There are two indications of a faint pulse in the U.S. economy.
Deals Bring Life to Housing Markets
U.S. housing markets, the launch pad for the economic crisis, represent the second reason for hope. Both new and existing home sales increased above expectations in February. There are also signs that the rate of home price declines is beginning to ease in a few markets. Home prices have tumbled so much—especially in California and Florida—that families are starting to re-enter the market to take advantage of once-in-a-lifetime deals. Mortgage applications have increased sharply in recent weeks. As families refinance to take advantage of lower mortgage rates, they will increase their discretionary income over the next few months, generating additional economic activity.
A sustained recovery won’t occur until confidence, which is linked closely to the state of labour markets, recovers from record-low levels.

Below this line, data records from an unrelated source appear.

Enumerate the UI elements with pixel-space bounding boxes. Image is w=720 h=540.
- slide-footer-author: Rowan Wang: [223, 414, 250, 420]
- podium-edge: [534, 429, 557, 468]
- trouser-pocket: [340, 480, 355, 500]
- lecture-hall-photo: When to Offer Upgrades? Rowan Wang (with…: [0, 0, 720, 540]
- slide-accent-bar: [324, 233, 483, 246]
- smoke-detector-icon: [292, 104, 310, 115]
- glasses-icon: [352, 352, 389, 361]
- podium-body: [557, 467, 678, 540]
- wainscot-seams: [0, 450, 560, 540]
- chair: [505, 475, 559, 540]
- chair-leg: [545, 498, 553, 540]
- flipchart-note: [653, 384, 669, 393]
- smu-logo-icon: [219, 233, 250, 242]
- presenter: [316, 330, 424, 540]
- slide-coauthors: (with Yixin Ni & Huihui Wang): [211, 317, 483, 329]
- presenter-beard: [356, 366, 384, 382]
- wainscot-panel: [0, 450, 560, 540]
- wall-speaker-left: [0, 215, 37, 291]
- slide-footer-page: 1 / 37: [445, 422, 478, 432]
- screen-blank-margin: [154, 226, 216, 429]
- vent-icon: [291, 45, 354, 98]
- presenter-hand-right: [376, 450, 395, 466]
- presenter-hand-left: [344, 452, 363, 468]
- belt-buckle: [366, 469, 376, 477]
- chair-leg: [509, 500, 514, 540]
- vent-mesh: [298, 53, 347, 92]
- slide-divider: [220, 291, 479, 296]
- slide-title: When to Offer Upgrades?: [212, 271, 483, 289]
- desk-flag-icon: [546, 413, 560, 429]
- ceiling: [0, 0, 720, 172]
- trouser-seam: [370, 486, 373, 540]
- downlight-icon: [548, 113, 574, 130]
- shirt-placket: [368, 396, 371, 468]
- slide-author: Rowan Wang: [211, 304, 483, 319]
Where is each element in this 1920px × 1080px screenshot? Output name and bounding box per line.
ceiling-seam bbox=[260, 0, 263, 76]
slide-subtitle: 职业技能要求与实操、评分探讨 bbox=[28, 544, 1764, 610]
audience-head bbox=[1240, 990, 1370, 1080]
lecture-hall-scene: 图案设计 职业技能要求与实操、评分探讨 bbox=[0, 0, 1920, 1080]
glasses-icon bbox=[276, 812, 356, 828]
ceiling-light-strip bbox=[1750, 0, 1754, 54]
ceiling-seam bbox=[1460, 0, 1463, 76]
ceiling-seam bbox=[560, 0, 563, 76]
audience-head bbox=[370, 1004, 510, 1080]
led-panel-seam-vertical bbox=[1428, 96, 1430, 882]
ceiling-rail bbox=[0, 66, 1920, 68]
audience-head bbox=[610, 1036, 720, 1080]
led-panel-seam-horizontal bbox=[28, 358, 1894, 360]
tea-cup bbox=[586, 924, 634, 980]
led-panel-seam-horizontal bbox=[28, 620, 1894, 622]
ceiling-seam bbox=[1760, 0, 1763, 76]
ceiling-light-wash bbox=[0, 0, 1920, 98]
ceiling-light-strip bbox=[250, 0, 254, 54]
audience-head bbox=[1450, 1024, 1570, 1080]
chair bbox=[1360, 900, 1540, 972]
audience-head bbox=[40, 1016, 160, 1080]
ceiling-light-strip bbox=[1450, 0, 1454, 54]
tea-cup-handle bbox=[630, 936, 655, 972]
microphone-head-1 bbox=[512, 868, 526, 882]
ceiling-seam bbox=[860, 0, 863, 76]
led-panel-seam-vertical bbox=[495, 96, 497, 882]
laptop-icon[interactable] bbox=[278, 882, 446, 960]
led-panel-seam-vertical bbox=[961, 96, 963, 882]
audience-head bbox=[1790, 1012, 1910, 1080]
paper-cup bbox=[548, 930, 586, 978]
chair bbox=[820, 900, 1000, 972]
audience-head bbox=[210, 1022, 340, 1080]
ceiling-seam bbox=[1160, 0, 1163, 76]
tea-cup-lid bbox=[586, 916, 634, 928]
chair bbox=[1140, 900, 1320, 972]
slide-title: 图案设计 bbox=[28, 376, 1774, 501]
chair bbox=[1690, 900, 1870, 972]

Nevertheless, the positive news in some key U.S. markets indicates that, at the very least, a bottom is beginning to form.
Implications for the Global Economy
The faint pulse in some sectors of the U.S. economy offers some encouragement for countries—like Canada—that depend heavily on U.S. import demand. Nevertheless, the global economy is forecast to contract by 1.6 per cent this year, before the stimulus plans implemented in every major economy will help to produce growth of 2.1 per cent in 2010.
Recession in Eastern Europe
A sharp (and possibly prolonged) recession in Eastern Europe is inevitable, which will also hamper economies in Western Europe. Not only is Eastern Europe the destination for 30 per cent of eurozone exports, but Western European banks are also heavily exposed to risk because of loans they made in Eastern Europe. Furthermore, the European stimulus plans are not well coordinated at the EU level and among member states.
The positive news in some key U.S. markets indicates that, at the very least, a bottom is beginning to form.
Slump in the Asia-Pacific Region
Emerging Asia is being hit hard by a sharp decline in world trade as the global downturn intensifies and export demand collapses. China’s exports are expected to decline this year for the first time in decades. Both China and India grew by 9 per cent last year; real GDP growth is forecast to slip to 7 per cent in China and 6.6 per cent in India. Australia may manage to avoid slipping into a recession this year, but the same cannot be said for Japan, where real GDP is set to tumble by close to 6 per cent. With the financial markets taking their toll, Hong Kong and Singapore will remain trapped in recession for most of this year.